ResultsPatients (n=751) in the modified intent-to-treat population were randomly assigned to CAR 1.5 mg/d+ADT (n=250), CAR 3 mg/d+ADT (n=252), or PBO+ADT (n=249). Mean age was 44.8 years and 73.4% were female; mean baseline total scores were: MADRS=32.5, HAMD-17=25.9, HAM-A= 21.4. Overall, 89.7% of patients completed the study; rates of discontinuation due to adverse events (AEs) and lack of efficacy were 3.6% and 0.5%, respectively. The difference in MADRS total score change from baseline to week 6 was statistically significant after multiplicity adjustment for CAR 1.5 mg/d vs PBO (-14.1 vs -11.5; adjusted P=.0050), but not for CAR 3 mg/d (-13.1; P=.0727). Differences for CAR 1.5 mg/d vs PBO were observed by week 2 (nominal P=.0453) and maintained at weeks 4 (nominal P<.0001) and 6 (nominal P=.0025). At week 6, more CAR 1.5 mg/d patients (44%) than PBO patients (34.9%) responded to treatment (nominal P=.0446). Greater improvement in the CGI-I scores was observed for CAR 1.5 (nominal P=.0026) and 3 mg/d (nominal P=.0076) vs PBO. At week 6, improvement in HAMD-17 total score reached nominal significance for CAR 1.5 mg/d vs PBO (-13.1 vs -11.1; nominal P=.0017), but not for CAR 3 mg/day (-12.2; P=.0783). HAM-A improvement was greater for CAR 1.5 mg/d vs PBO (nominal P=.0370). There were no deaths; 2 serious AEs occurred in each group (CAR: kidney infection, social stay hospitalization; PBO: depression, multiple sclerosis). The most common CAR AEs (≥5% and twice PBO) were akathisia and nausea.

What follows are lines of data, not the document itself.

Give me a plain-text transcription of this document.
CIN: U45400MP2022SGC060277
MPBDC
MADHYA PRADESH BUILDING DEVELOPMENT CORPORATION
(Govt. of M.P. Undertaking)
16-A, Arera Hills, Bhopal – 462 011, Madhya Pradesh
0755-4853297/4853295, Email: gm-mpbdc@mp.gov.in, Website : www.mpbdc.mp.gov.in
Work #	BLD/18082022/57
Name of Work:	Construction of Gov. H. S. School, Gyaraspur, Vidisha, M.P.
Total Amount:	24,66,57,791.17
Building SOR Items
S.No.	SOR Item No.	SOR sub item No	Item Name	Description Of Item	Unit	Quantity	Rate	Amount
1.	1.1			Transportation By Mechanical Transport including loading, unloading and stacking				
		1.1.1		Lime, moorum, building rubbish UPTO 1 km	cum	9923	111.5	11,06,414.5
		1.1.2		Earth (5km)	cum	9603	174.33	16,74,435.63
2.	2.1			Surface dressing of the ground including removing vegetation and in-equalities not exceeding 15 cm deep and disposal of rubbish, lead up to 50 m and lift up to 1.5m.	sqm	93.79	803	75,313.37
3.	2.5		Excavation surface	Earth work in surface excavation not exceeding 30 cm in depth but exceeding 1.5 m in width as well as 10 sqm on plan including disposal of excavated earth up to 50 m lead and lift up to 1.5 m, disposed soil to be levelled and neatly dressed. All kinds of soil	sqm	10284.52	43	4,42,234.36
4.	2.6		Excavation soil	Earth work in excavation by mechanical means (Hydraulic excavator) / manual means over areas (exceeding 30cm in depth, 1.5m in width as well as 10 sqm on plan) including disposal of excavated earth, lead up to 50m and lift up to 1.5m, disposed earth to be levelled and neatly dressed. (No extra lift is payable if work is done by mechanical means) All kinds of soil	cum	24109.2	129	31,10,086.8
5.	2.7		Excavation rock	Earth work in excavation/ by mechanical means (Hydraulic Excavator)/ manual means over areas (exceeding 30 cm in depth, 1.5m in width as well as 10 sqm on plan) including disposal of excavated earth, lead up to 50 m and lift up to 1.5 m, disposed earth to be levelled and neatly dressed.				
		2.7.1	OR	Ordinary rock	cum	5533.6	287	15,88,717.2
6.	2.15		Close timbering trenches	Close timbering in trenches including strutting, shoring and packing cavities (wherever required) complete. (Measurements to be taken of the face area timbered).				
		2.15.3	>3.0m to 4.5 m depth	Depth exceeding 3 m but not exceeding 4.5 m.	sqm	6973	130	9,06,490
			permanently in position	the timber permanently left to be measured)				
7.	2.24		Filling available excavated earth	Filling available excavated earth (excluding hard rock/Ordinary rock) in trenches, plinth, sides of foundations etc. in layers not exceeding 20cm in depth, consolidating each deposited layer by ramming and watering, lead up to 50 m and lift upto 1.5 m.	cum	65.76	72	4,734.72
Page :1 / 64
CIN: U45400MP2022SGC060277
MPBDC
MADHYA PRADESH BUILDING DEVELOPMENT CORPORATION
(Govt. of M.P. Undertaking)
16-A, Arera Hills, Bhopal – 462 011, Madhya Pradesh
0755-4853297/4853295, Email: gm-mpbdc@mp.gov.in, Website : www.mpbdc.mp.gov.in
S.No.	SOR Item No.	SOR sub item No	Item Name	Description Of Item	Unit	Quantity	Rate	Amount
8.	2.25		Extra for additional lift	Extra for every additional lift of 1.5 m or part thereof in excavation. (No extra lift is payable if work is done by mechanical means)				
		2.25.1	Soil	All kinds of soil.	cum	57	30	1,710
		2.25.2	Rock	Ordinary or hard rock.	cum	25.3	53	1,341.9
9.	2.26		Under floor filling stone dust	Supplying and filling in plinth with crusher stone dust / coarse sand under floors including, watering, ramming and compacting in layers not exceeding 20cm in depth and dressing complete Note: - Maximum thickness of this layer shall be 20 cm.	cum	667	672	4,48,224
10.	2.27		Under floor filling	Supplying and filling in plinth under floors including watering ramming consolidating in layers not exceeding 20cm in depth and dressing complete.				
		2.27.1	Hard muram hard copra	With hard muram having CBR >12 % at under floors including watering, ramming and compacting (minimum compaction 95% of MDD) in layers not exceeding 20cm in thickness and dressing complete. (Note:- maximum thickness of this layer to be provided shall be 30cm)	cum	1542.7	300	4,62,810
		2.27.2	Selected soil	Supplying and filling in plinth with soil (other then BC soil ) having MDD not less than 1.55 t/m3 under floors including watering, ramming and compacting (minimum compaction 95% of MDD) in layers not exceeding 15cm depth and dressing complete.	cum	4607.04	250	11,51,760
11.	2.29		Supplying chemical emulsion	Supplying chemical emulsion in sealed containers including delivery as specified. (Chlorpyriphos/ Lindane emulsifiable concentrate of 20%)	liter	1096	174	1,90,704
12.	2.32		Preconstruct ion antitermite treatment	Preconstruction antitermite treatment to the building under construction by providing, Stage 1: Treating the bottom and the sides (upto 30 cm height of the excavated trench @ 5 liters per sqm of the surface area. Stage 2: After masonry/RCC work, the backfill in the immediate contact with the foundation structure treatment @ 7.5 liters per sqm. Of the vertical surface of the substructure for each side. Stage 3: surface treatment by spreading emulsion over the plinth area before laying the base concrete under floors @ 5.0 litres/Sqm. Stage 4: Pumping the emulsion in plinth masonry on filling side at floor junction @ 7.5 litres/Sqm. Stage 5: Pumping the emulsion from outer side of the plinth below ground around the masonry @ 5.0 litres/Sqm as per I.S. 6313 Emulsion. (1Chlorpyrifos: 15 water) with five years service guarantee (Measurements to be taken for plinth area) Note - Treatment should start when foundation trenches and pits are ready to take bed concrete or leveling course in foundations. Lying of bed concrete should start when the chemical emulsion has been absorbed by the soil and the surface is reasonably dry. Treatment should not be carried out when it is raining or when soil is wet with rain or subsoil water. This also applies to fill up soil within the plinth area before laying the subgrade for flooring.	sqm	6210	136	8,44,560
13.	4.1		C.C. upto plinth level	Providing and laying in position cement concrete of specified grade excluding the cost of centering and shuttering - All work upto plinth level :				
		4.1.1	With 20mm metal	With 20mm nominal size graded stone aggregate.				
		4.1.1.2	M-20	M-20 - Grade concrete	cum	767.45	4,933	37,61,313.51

ConclusionCariprazine 1.5 mg/d was effective as adjunctive treatment in adults with MDD and inadequate response to ADT. Cariprazine was generally well tolerated, with a safety profile that was consistent with other indications. Together with results from a prior flex-dose study, these results suggest that adjunctive cariprazine may be an effective option for patients with inadequate response to ADT alone.